Getting to know Arianna Taboada

Meet Arianna Taboada, mama to one (a seven month old who has decided he loves the beach just as much as she does), wife to a documentary filmmaker husband, resident of Playa del Carmen , Mexico, maternity leave planning and postpartum consultant, and creator of the Postpartum Eco-Map.

Before I tell you about her Eco-Map, let me dazzle you with her resume: Masters in Social Work, Masters in Science in Maternal-Child Health, 3 year fellowship through the US Maternal and Child Health Bureau (specialized training for health professionals), and health educator (pregnancy prevention, HIV education, intimate partner violence) for 8 years. She recognizes that the transition to motherhood is both an exciting and a vulnerable time. In working with new mothers, she has learned that the support networks a mom has (family, community, etc.) greatly influences both her and infant during this transition. Arianna notes that by setting up the support network for a positive postpartum experience, she is able to affect/prevent health outcomes much further down the road.

“In a sense, one-on-one work with women is still about the bigger picture of healthy families, and healthy communities. I particularly love working with women on the topic of maternity leave and transitioning back to work.” – Arianna

I am a huge fan of her Postpartum Eco-Map (it’s similar to my postpartum support list I created with my third pregnancy). This is (roughly) a 45 minute exercise that will help you set up your support network for your postpartum period. It helps you identify what you (think) you will need the first couple days postpartum, how to create boundaries with certain people, find local resources in your community, and define your intimate support network. You work through three different support systems (family, community, and professional). With each system, you identify individuals that are a positive support, support that doesn’t serve you well (stressful or uncomfortable), and weak support. Once you have categorized your support individuals into the three tiers of support (positive, personally stressful, and weak), you set up a list of tasks that each tier can do for you.

Positive support individuals are the people that you know you can count on guilt-free and stress-free. These are the people that you ask to organize a Meal Train, help clean your house, come sit with baby while you take a shower or rest. I cannot say enough about utilizing this tier of support. There is NO reason that any new mom should be “doing it all”. The postpartum period is a beautiful, transformative experience, but it’s also messy and stressful.
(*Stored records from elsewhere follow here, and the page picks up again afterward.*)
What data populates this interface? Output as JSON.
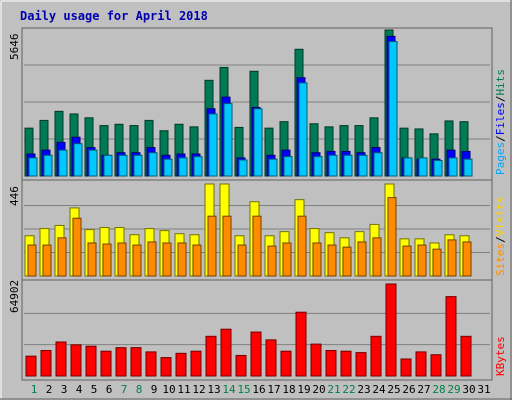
{
  "chart_data": [
    {
      "type": "bar",
      "title": "Daily usage for April 2018",
      "categories": [
        "1",
        "2",
        "3",
        "4",
        "5",
        "6",
        "7",
        "8",
        "9",
        "10",
        "11",
        "12",
        "13",
        "14",
        "15",
        "16",
        "17",
        "18",
        "19",
        "20",
        "21",
        "22",
        "23",
        "24",
        "25",
        "26",
        "27",
        "28",
        "29",
        "30",
        "31"
      ],
      "weekend_days": [
        "1",
        "7",
        "8",
        "14",
        "15",
        "21",
        "22",
        "28",
        "29"
      ],
      "ylim": [
        0,
        5646
      ],
      "max_label": "5646",
      "series": [
        {
          "name": "Pages",
          "color": "#00c8ff",
          "values": [
            700,
            800,
            1000,
            1250,
            1000,
            800,
            800,
            800,
            900,
            650,
            700,
            750,
            2400,
            2800,
            620,
            2600,
            650,
            750,
            3600,
            750,
            800,
            800,
            800,
            900,
            5200,
            700,
            700,
            600,
            700,
            650,
            0
          ]
        },
        {
          "name": "Files",
          "color": "#0000ff",
          "values": [
            850,
            1000,
            1300,
            1500,
            1100,
            800,
            900,
            900,
            1100,
            800,
            850,
            850,
            2600,
            3050,
            700,
            2650,
            800,
            1000,
            3800,
            900,
            950,
            950,
            900,
            1100,
            5400,
            700,
            650,
            650,
            1000,
            950,
            0
          ]
        },
        {
          "name": "Hits",
          "color": "#007a55",
          "values": [
            1850,
            2150,
            2500,
            2400,
            2250,
            1950,
            2000,
            1950,
            2150,
            1750,
            2000,
            1900,
            3700,
            4200,
            1880,
            4050,
            1850,
            2100,
            4900,
            2020,
            1900,
            1950,
            1950,
            2250,
            5646,
            1850,
            1820,
            1630,
            2130,
            2100,
            0
          ]
        }
      ]
    },
    {
      "type": "bar",
      "categories": [
        "1",
        "2",
        "3",
        "4",
        "5",
        "6",
        "7",
        "8",
        "9",
        "10",
        "11",
        "12",
        "13",
        "14",
        "15",
        "16",
        "17",
        "18",
        "19",
        "20",
        "21",
        "22",
        "23",
        "24",
        "25",
        "26",
        "27",
        "28",
        "29",
        "30",
        "31"
      ],
      "ylim": [
        0,
        446
      ],
      "max_label": "446",
      "series": [
        {
          "name": "Visits",
          "color": "#ffff00",
          "values": [
            195,
            230,
            245,
            330,
            225,
            235,
            235,
            200,
            230,
            220,
            205,
            200,
            446,
            446,
            195,
            360,
            195,
            215,
            370,
            230,
            210,
            185,
            215,
            250,
            446,
            180,
            180,
            160,
            200,
            195,
            0
          ]
        },
        {
          "name": "Sites",
          "color": "#ff8c00",
          "values": [
            150,
            150,
            185,
            280,
            160,
            155,
            160,
            150,
            165,
            160,
            160,
            150,
            290,
            290,
            150,
            290,
            145,
            160,
            290,
            160,
            150,
            140,
            165,
            185,
            380,
            145,
            150,
            130,
            175,
            165,
            0
          ]
        }
      ]
    },
    {
      "type": "bar",
      "categories": [
        "1",
        "2",
        "3",
        "4",
        "5",
        "6",
        "7",
        "8",
        "9",
        "10",
        "11",
        "12",
        "13",
        "14",
        "15",
        "16",
        "17",
        "18",
        "19",
        "20",
        "21",
        "22",
        "23",
        "24",
        "25",
        "26",
        "27",
        "28",
        "29",
        "30",
        "31"
      ],
      "ylim": [
        0,
        64902
      ],
      "max_label": "64902",
      "series": [
        {
          "name": "KBytes",
          "color": "#ff0000",
          "values": [
            14000,
            18000,
            24000,
            22000,
            21000,
            17500,
            20000,
            20000,
            17000,
            13000,
            16000,
            17500,
            28000,
            33000,
            14500,
            31000,
            25500,
            17500,
            45000,
            22500,
            18000,
            17500,
            16500,
            28000,
            64902,
            12000,
            17000,
            15000,
            56000,
            28000,
            0
          ]
        }
      ]
    }
  ],
  "legend_right_top": [
    "Pages",
    "/",
    "Files",
    "/",
    "Hits"
  ],
  "legend_right_mid": [
    "Sites",
    "/",
    "Visits"
  ],
  "legend_right_bot": [
    "KBytes"
  ],
  "colors": {
    "background": "#c0c0c0",
    "panel": "#c0c0c0",
    "title": "#0000b0",
    "weekday": "#000000",
    "weekend": "#00804a",
    "separator": "#808080",
    "legend_pages": "#00a8ff",
    "legend_files": "#0000ff",
    "legend_hits": "#007a55",
    "legend_sites": "#ff8c00",
    "legend_visits": "#ffd000",
    "legend_kbytes": "#ff0000"
  }
}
Don’t make your postpartum period any more stressful than you have to: utilize these positive support individuals.

Personally stressful support individuals require more forethought. These are the people that you know will want to “help”, but their help may stressed you out and/or make you uncomfortable. These are the people you set up boundaries for; make a timeline on when these individuals can visit (after 4 weeks), set up other ways they can help (go to grocery store, walk dog). People in this category may also require your partner to help you discuss these boundaries with them (when you have someone backing you up, it makes it harder for individuals to take offense). Remember, your partner is there to support you and what you will need during this vulnerable time. For example: if his mother is going to stress you out, he needs to set up boundaries for her visits: tell her she can visit for a half hour a week (with your partner present), and walk the dog when she’s there. So, even if it is emotionally stressful for you, you get some positive support (walking the dog) with it.

Remember, boundaries are a good thing. As your parenting journey continues, you will realize creating and sticking to boundaries are important (um…hello terrible two-temper tantrums).

Keeping YOUR postpartum period YOURS is important for your transition to motherhood.

At the risk of sounding like a broken record: you need to take care of yourself in order to better take care of your baby.

Set up for your postpartum period, your future self will thank you.